Life In The Oklahoma Territory

The following article was given to me by Sharon Darr Jones, my second cousin, it was used in a Centennial Celebration Cookbook at the 83rd State Fair of Oklahoma in Oklahoma City, Oklahoma in 1989. It is a story of my great-grandfather Henry Walter Welch and Sharon's grandfather. This is written as submitted by Sharon Jones.


My grandfather, Henry Walter Welch, ran in the Land Run and my mother, Abbie L. Welch Darr Smith, was born east of Kingfisher, Oklahoma Territory, July 9, 1890. She had an excellent memory of places, people, and events in early Oklahoma and enjoyed sharing those tales with her
children and grandchildren. She would have been thrilled to know that some of her family information was to be included in a cookbook. She died in Kansas at the age of 87.

Henry Walter Welch went down from Rush County, Kansas in time to run in the opening of the Land Run in 1889 in a covered wagon with his two high stepping mares, Vic and Bess, who were of racing stock. He and another man who owned a sulky racing cart, both made the run. They lost in the race as "squatters" or "Sooners" were settled on every quarter of desirable land they saw. Henry's wife's brother lived a few miles to the east of Kingfisher and was married to Annie Grimes, whose people had homesteaded there a few years earlier and were pretty well established. My grandfather, not to be discouraged by his failure to win, enlisted in the Militia or the Standing Army and thus became eligible to homestead. He found a quarter about a mile from the Sturgeons and Grimes, which had a lovely outcropping of stone and being a stonemason by trade, he filed on the land and started to plow some wheatland and to strip the stone quarry, and also plowing sod to use in building a sod house. He then sent for his wife, Ida and small son, Everett, and they came by train from Kansas.


The first winter was a hard one. Money was non-existent, everyone was poor. The Grimes had planted a big patch of turnips and had a few milk cows and had milk and butter to use and also made cheese, which they placed in hoops and after pressing out the whey, they stored the hoops covered in cheese cloth, high on their windmill platform to cure. All they had to live on that first winter was turnips, cheese, mush, and milk from the Grimes. Occasionally, they had jackrabbits, whenever they were lucky enough to shoot them and they had this government issue "fat back" and once in a while a "so-called" ham, which was really only a small salty shoulder, which had to be soaked in water for days to remove the brine.

All that first winter he worked in the quarry using his feather and wedges to make the stone posts to fence in his wheat field and started building the sod house, which, due to his having to report and drill at Ft. Reno with the Militia, went slowly.

In the spring, he had the walls of the soddy finished and half of the roof over the bedroom end.
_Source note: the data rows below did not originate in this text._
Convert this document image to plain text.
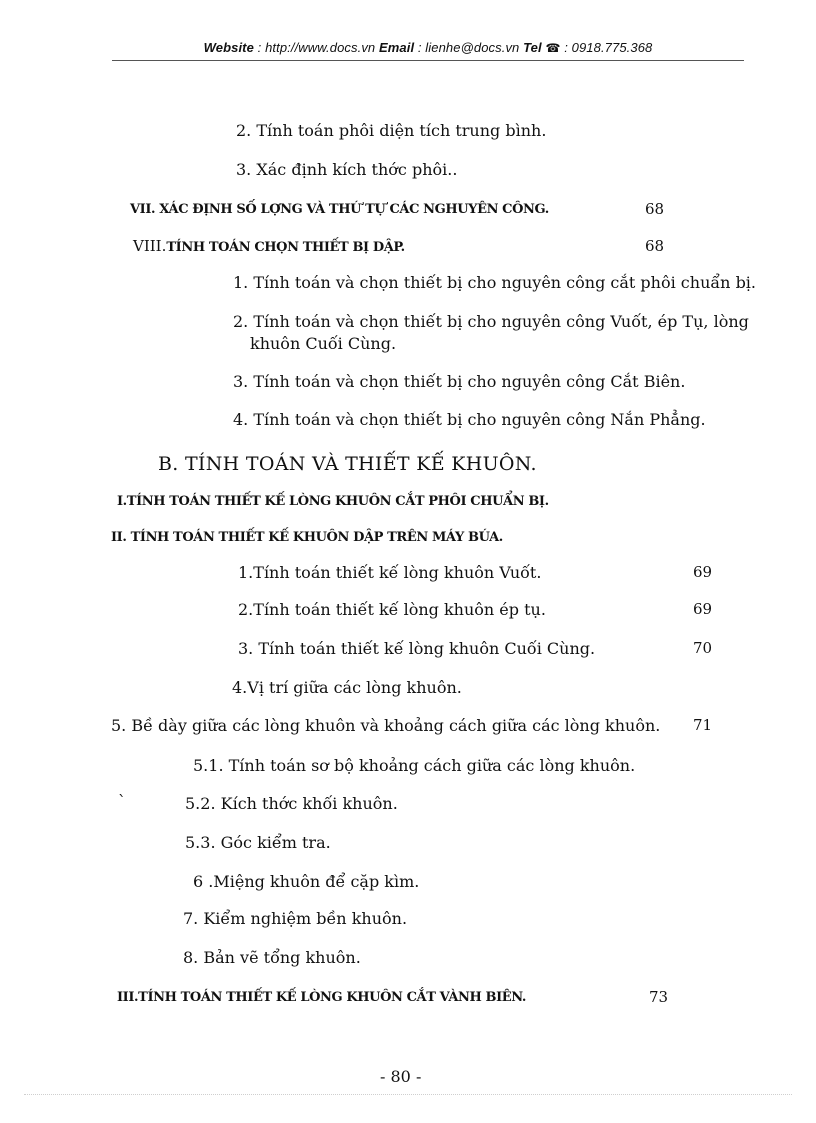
Website : http://www.docs.vn Email : lienhe@docs.vn Tel ☎ : 0918.775.368
2. Tính toán phôi diện tích trung bình.
3. Xác định kích thớc phôi..
VII. XÁC ĐỊNH SỐ LỢNG VÀ THỨ TỰ CÁC NGHUYÊN CÔNG.	68
VIII.TÍNH TOÁN CHỌN THIẾT BỊ DẬP.	68
1. Tính toán và chọn thiết bị cho nguyên công cắt phôi chuẩn bị.
2. Tính toán và chọn thiết bị cho nguyên công Vuốt, ép Tụ, lòng
khuôn Cuối Cùng.
3. Tính toán và chọn thiết bị cho nguyên công Cắt Biên.
4. Tính toán và chọn thiết bị cho nguyên công Nắn Phẳng.
B. TÍNH TOÁN VÀ THIẾT KẾ KHUÔN.
I.TÍNH TOÁN THIẾT KẾ LÒNG KHUÔN CẮT PHÔI CHUẨN BỊ.
II. TÍNH TOÁN THIẾT KẾ KHUÔN DẬP TRÊN MÁY BÚA.
1.Tính toán thiết kế lòng khuôn Vuốt.	69
2.Tính toán thiết kế lòng khuôn ép tụ.	69
3. Tính toán thiết kế lòng khuôn Cuối Cùng.	70
4.Vị trí giữa các lòng khuôn.
5. Bề dày giữa các lòng khuôn và khoảng cách giữa các lòng khuôn. 71
5.1. Tính toán sơ bộ khoảng cách giữa các lòng khuôn.
`	5.2. Kích thớc khối khuôn.
5.3. Góc kiểm tra.
6 .Miệng khuôn để cặp kìm.
7. Kiểm nghiệm bền khuôn.
8. Bản vẽ tổng khuôn.
III.TÍNH TOÁN THIẾT KẾ LÒNG KHUÔN CẮT VÀNH BIÊN.	73
- 80 -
He built a bed frame with slats and filled a tick with prairie hay and with his Government blankets, began housekeeping. They had brought by covered wagon, their kitchen stove and other household furnishings from Kansas. In the bedroom end of the soddy, their clothing hung on pegs and a lantern on another. Their sod house had a dirt floor and they had to worry about centipedes, scorpions, tarantulas and lice. Tornadoes were also a worry, as were as prairie fires. Two of my mother's aunts smoked little clay pipes and they tied cloth around the bowl of their pipes so they wouldn't start a fire outdoors. In July, 1890, my mother was born. She remembers her mother relating later, that when her father was at Fort Reno, she would have the children be very quiet so they could hear the cannon being fired at the fort each sunrise and sunset and that gave the family a feeling of closeness.
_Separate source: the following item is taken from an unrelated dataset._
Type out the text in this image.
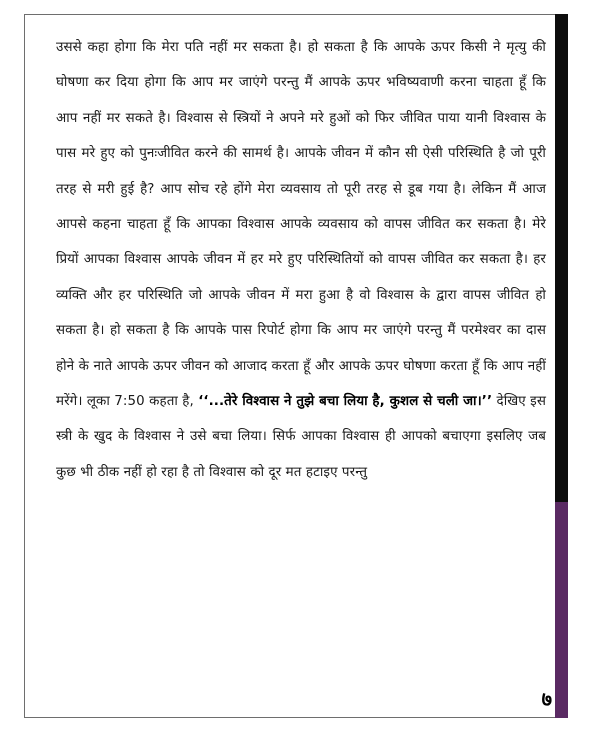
उससे कहा होगा कि मेरा पति नहीं मर सकता है। हो सकता है कि आपके ऊपर किसी ने मृत्यु की घोषणा कर दिया होगा कि आप मर जाएंगे परन्तु मैं आपके ऊपर भविष्यवाणी करना चाहता हूँ कि आप नहीं मर सकते है। विश्वास से स्त्रियों ने अपने मरे हुओं को फिर जीवित पाया यानी विश्वास के पास मरे हुए को पुनःजीवित करने की सामर्थ है। आपके जीवन में कौन सी ऐसी परिस्थिति है जो पूरी तरह से मरी हुई है? आप सोच रहे होंगे मेरा व्यवसाय तो पूरी तरह से डूब गया है। लेकिन मैं आज आपसे कहना चाहता हूँ कि आपका विश्वास आपके व्यवसाय को वापस जीवित कर सकता है। मेरे प्रियों आपका विश्वास आपके जीवन में हर मरे हुए परिस्थितियों को वापस जीवित कर सकता है। हर व्यक्ति और हर परिस्थिति जो आपके जीवन में मरा हुआ है वो विश्वास के द्वारा वापस जीवित हो सकता है। हो सकता है कि आपके पास रिपोर्ट होगा कि आप मर जाएंगे परन्तु मैं परमेश्वर का दास होने के नाते आपके ऊपर जीवन को आजाद करता हूँ और आपके ऊपर घोषणा करता हूँ कि आप नहीं मरेंगे। लूका 7:50 कहता है, ‘‘...तेरे विश्वास ने तुझे बचा लिया है, कुशल से चली जा।’’ देखिए इस स्त्री के खुद के विश्वास ने उसे बचा लिया। सिर्फ आपका विश्वास ही आपको बचाएगा इसलिए जब कुछ भी ठीक नहीं हो रहा है तो विश्वास को दूर मत हटाइए परन्तु
७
My mother remembered that her father belonged to the Anti-Horsethief Establishment Association as the Dalton and Doolin gangs were active in the area at that time. She also remembered the Indians passing their home with their iron kettles and belongings on travois or drag poles. Her parents would have to call in their dogs to keep them from fighting the Indian's dogs. One Indian passing by, looked at her father, raised his hand said, "How, John." Her father raised his hand and answered, "How, John," as the Indians continued on their way. My mother remembered that when they would visit neighbors and friends, that the refreshments usually served were sliced raw turnips.